FIRST-PRINCIPLES STUDY OF STRUCTURAL AND ELECTRONIC PROPERTIES OF ALKALI METAL CHALCOGENIDES: M2CH[M: LI, NA, K, RB; CH: O, S, SE, TE

Abstract

Ground-state structural properties of alkali metal selenides and tellurides (M2X) [M: Li, Na, K, Rb; X: Se, Te] have been studied in the framework of density functional theory for the first time using local density approximation, Perdew–Burke–Ernzerhof generalized gradient approximation (GGA) and Wu–Cohen (WC) GGA parameterization schemes.

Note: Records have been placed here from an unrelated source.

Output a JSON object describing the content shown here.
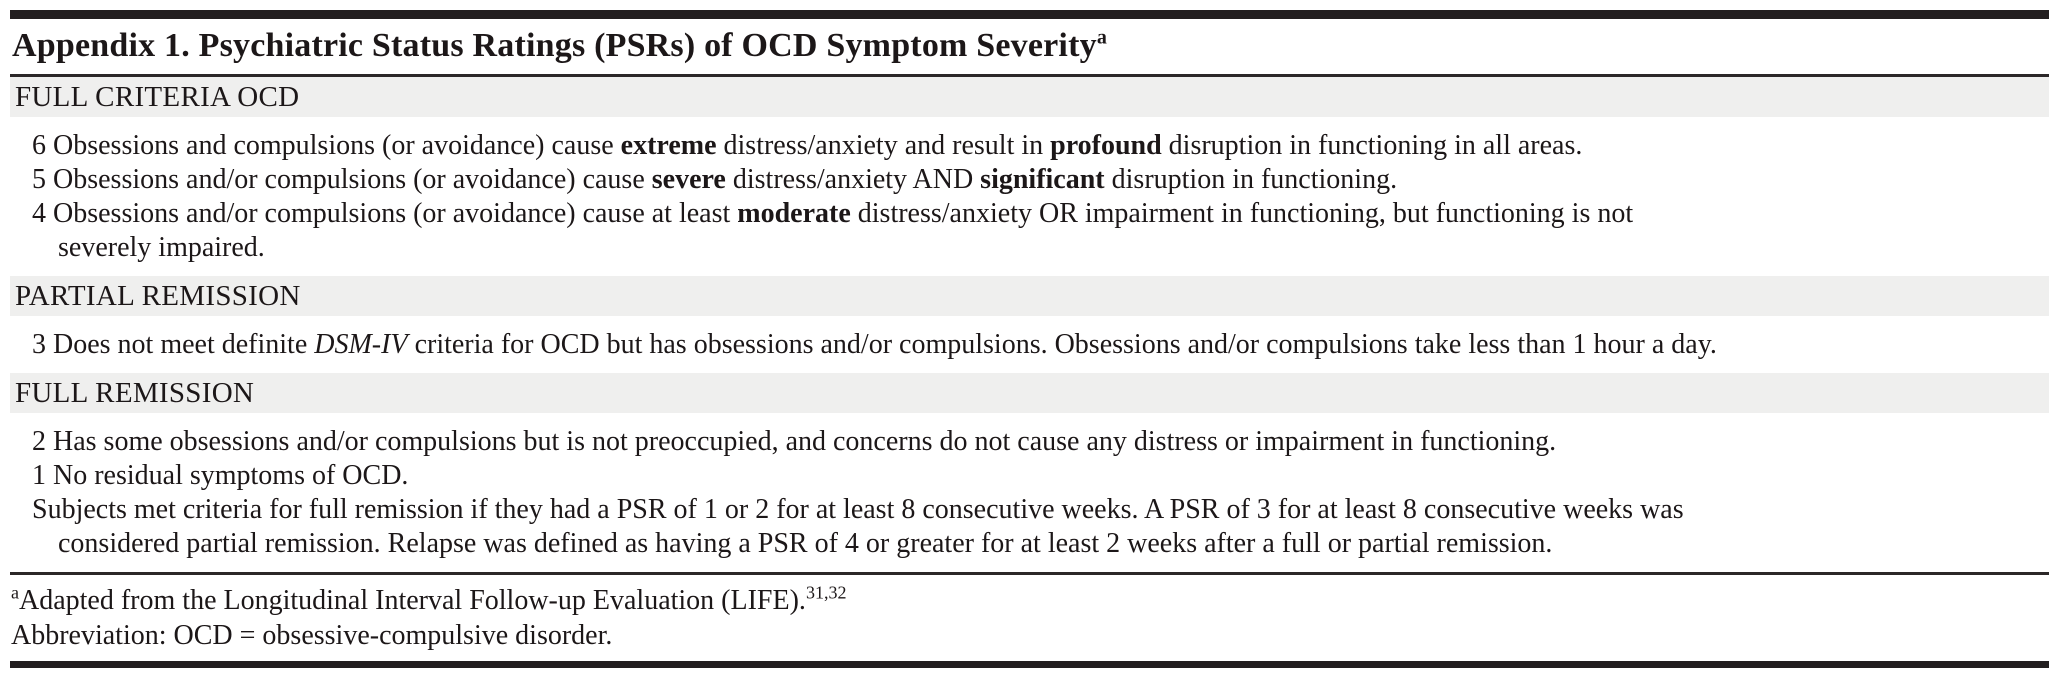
{
  "table": {
    "title": {
      "text": "Appendix 1. Psychiatric Status Ratings (PSRs) of OCD Symptom Severity",
      "marker": "a"
    },
    "colors": {
      "section_band": "#efefee",
      "rule": "#2b2728",
      "border_bar": "#221e1f",
      "text": "#1c1718",
      "background": "#ffffff"
    },
    "sections": [
      {
        "header": "FULL CRITERIA OCD",
        "items": [
          {
            "number": "6",
            "segments": [
              {
                "text": "Obsessions and compulsions (or avoidance) cause "
              },
              {
                "text": "extreme",
                "style": "bold"
              },
              {
                "text": " distress/anxiety and result in "
              },
              {
                "text": "profound",
                "style": "bold"
              },
              {
                "text": " disruption in functioning in all areas."
              }
            ]
          },
          {
            "number": "5",
            "segments": [
              {
                "text": "Obsessions and/or compulsions (or avoidance) cause "
              },
              {
                "text": "severe",
                "style": "bold"
              },
              {
                "text": " distress/anxiety AND "
              },
              {
                "text": "significant",
                "style": "bold"
              },
              {
                "text": " disruption in functioning."
              }
            ]
          },
          {
            "number": "4",
            "segments": [
              {
                "text": "Obsessions and/or compulsions (or avoidance) cause at least "
              },
              {
                "text": "moderate",
                "style": "bold"
              },
              {
                "text": " distress/anxiety OR impairment in functioning, but functioning is not"
              },
              {
                "break": true
              },
              {
                "text": "severely impaired."
              }
            ]
          }
        ]
      },
      {
        "header": "PARTIAL REMISSION",
        "items": [
          {
            "number": "3",
            "segments": [
              {
                "text": "Does not meet definite "
              },
              {
                "text": "DSM-IV",
                "style": "italic"
              },
              {
                "text": " criteria for OCD but has obsessions and/or compulsions. Obsessions and/or compulsions take less than 1 hour a day."
              }
            ]
          }
        ]
      },
      {
        "header": "FULL REMISSION",
        "items": [
          {
            "number": "2",
            "segments": [
              {
                "text": "Has some obsessions and/or compulsions but is not preoccupied, and concerns do not cause any distress or impairment in functioning."
              }
            ]
          },
          {
            "number": "1",
            "segments": [
              {
                "text": "No residual symptoms of OCD."
              }
            ]
          },
          {
            "number": "",
            "segments": [
              {
                "text": "Subjects met criteria for full remission if they had a PSR of 1 or 2 for at least 8 consecutive weeks. A PSR of 3 for at least 8 consecutive weeks was"
              },
              {
                "break": true
              },
              {
                "text": "considered partial remission. Relapse was defined as having a PSR of 4 or greater for at least 2 weeks after a full or partial remission."
              }
            ]
          }
        ]
      }
    ],
    "footnotes": [
      {
        "segments": [
          {
            "text": "a",
            "style": "sup"
          },
          {
            "text": "Adapted from the Longitudinal Interval Follow-up Evaluation (LIFE)."
          },
          {
            "text": "31,32",
            "style": "sup"
          }
        ]
      },
      {
        "segments": [
          {
            "text": "Abbreviation: OCD = obsessive-compulsive disorder."
          }
        ]
      }
    ]
  }
}
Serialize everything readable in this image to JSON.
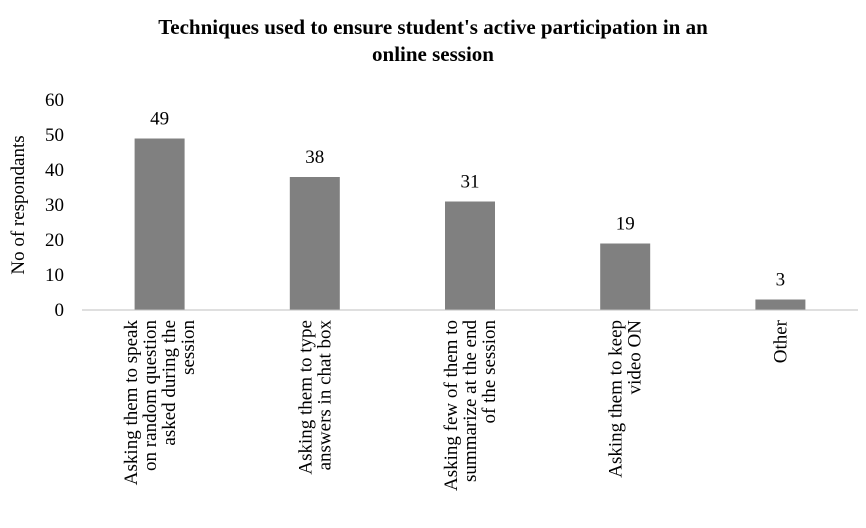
{
  "chart_data": {
    "type": "bar",
    "title_lines": [
      "Techniques used to ensure student's active participation in an",
      "online session"
    ],
    "xlabel": "",
    "ylabel": "No of respondants",
    "ylim": [
      0,
      60
    ],
    "yticks": [
      "0",
      "10",
      "20",
      "30",
      "40",
      "50",
      "60"
    ],
    "grid": false,
    "categories": [
      [
        "Asking them to speak",
        "on random question",
        "asked during the",
        "session"
      ],
      [
        "Asking them to type",
        "answers in chat box"
      ],
      [
        "Asking few of them to",
        "summarize at the end",
        "of the session"
      ],
      [
        "Asking them to keep",
        "video ON"
      ],
      [
        "Other"
      ]
    ],
    "values": [
      49,
      38,
      31,
      19,
      3
    ],
    "data_labels": [
      "49",
      "38",
      "31",
      "19",
      "3"
    ],
    "bar_color": "#808080",
    "axis_color": "#bfbfbf"
  }
}
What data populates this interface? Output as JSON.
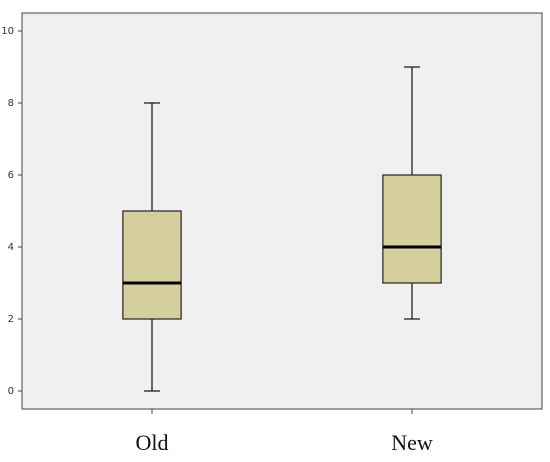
{
  "chart_data": {
    "type": "box",
    "categories": [
      "Old",
      "New"
    ],
    "boxes": [
      {
        "min": 0,
        "q1": 2,
        "median": 3,
        "q3": 5,
        "max": 8
      },
      {
        "min": 2,
        "q1": 3,
        "median": 4,
        "q3": 6,
        "max": 9
      }
    ],
    "color": "#d4cf9c",
    "ylim": [
      -0.5,
      10.5
    ],
    "yticks": [
      0,
      2,
      4,
      6,
      8,
      10
    ]
  }
}
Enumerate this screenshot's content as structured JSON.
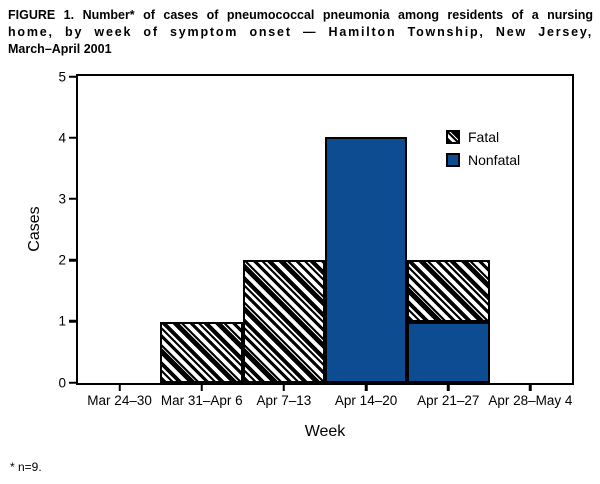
{
  "figure": {
    "title_lines": [
      "FIGURE 1. Number* of cases of pneumococcal pneumonia among residents of a nursing",
      "home, by week of symptom onset — Hamilton Township, New Jersey,",
      "March–April 2001"
    ],
    "footnote": "* n=9."
  },
  "colors": {
    "bar_blue": "#0E4C92",
    "hatch_line": "#000000",
    "axis": "#000000",
    "text": "#000000"
  },
  "chart_data": {
    "type": "bar",
    "stacked": true,
    "title": "Number of cases of pneumococcal pneumonia among residents of a nursing home, by week of symptom onset — Hamilton Township, New Jersey, March–April 2001",
    "categories": [
      "Mar 24–30",
      "Mar 31–Apr 6",
      "Apr 7–13",
      "Apr 14–20",
      "Apr 21–27",
      "Apr 28–May 4"
    ],
    "series": [
      {
        "name": "Fatal",
        "style": "hatched-diagonal",
        "values": [
          0,
          1,
          2,
          0,
          1,
          0
        ]
      },
      {
        "name": "Nonfatal",
        "style": "solid-blue",
        "values": [
          0,
          0,
          0,
          4,
          1,
          0
        ]
      }
    ],
    "stack_order_bottom_to_top": [
      "Nonfatal",
      "Fatal"
    ],
    "xlabel": "Week",
    "ylabel": "Cases",
    "ylim": [
      0,
      5
    ],
    "yticks": [
      0,
      1,
      2,
      3,
      4,
      5
    ],
    "grid": false,
    "legend": {
      "position": "top-right-inside",
      "entries": [
        "Fatal",
        "Nonfatal"
      ]
    }
  }
}
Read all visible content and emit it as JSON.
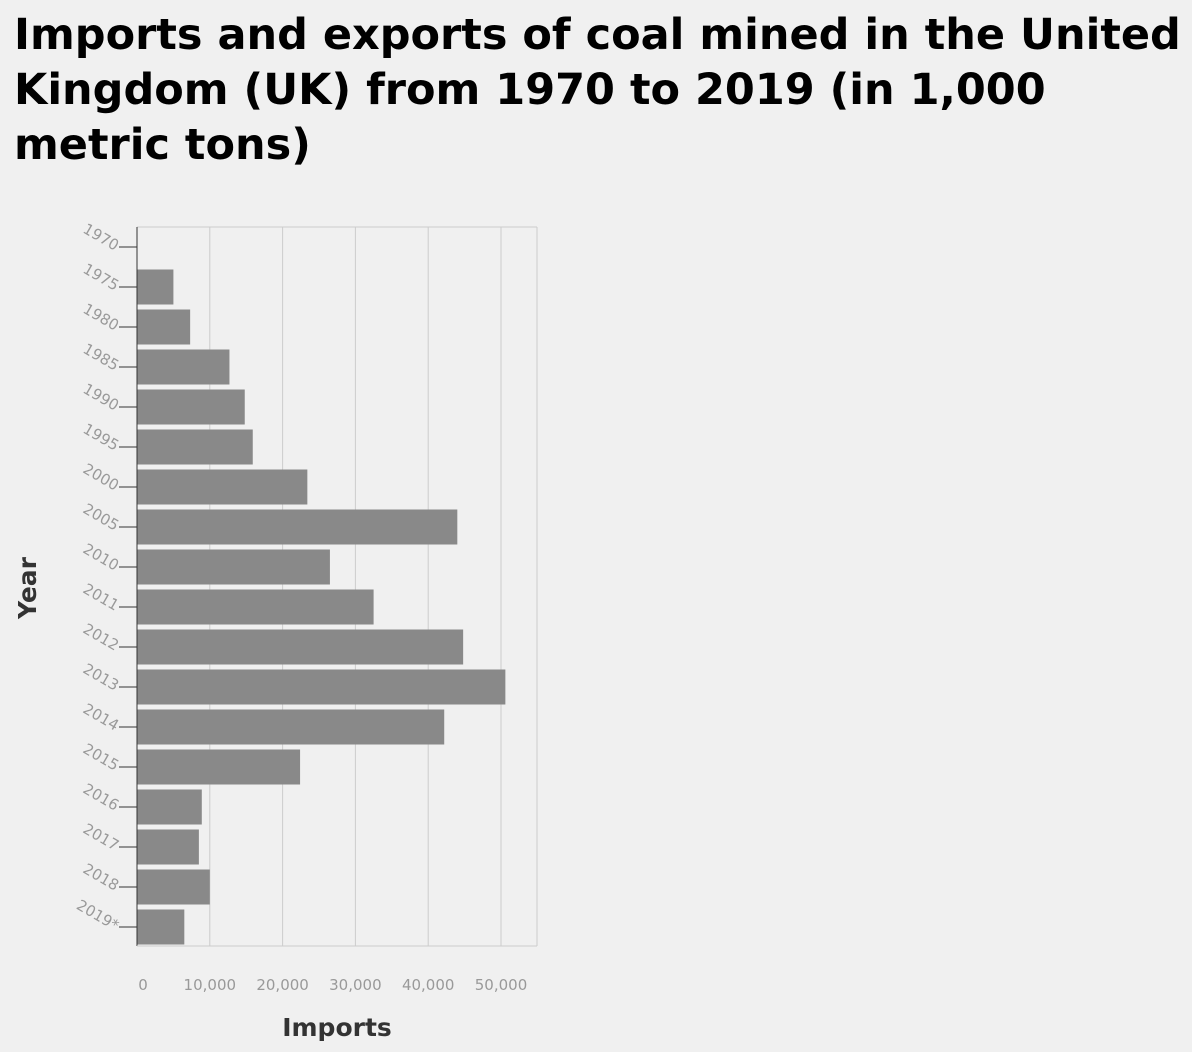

Also structural properties of alkali metal oxides and sulfides (M2X) [M: Li, Na, K, Rb; X: O, S] have been reinvestigated using WC GGA. Electronic band structures of alkali metal chalcogenide compounds have been calculated using the aforementioned schemes as well as the modified GGA proposed by Engel and Vosko. The calculated structural parameters for all 16 materials have been compared with earlier theoretical and experimental results, and certain trends are discussed. Furthermore, electronic density of states for these compounds has also been presented herein and behavior in electronic properties analyzed. Li, K and Rb chalcogenides have been found to have indirect bandgap, whereas Na chalcogenides appear to have direct bandgap.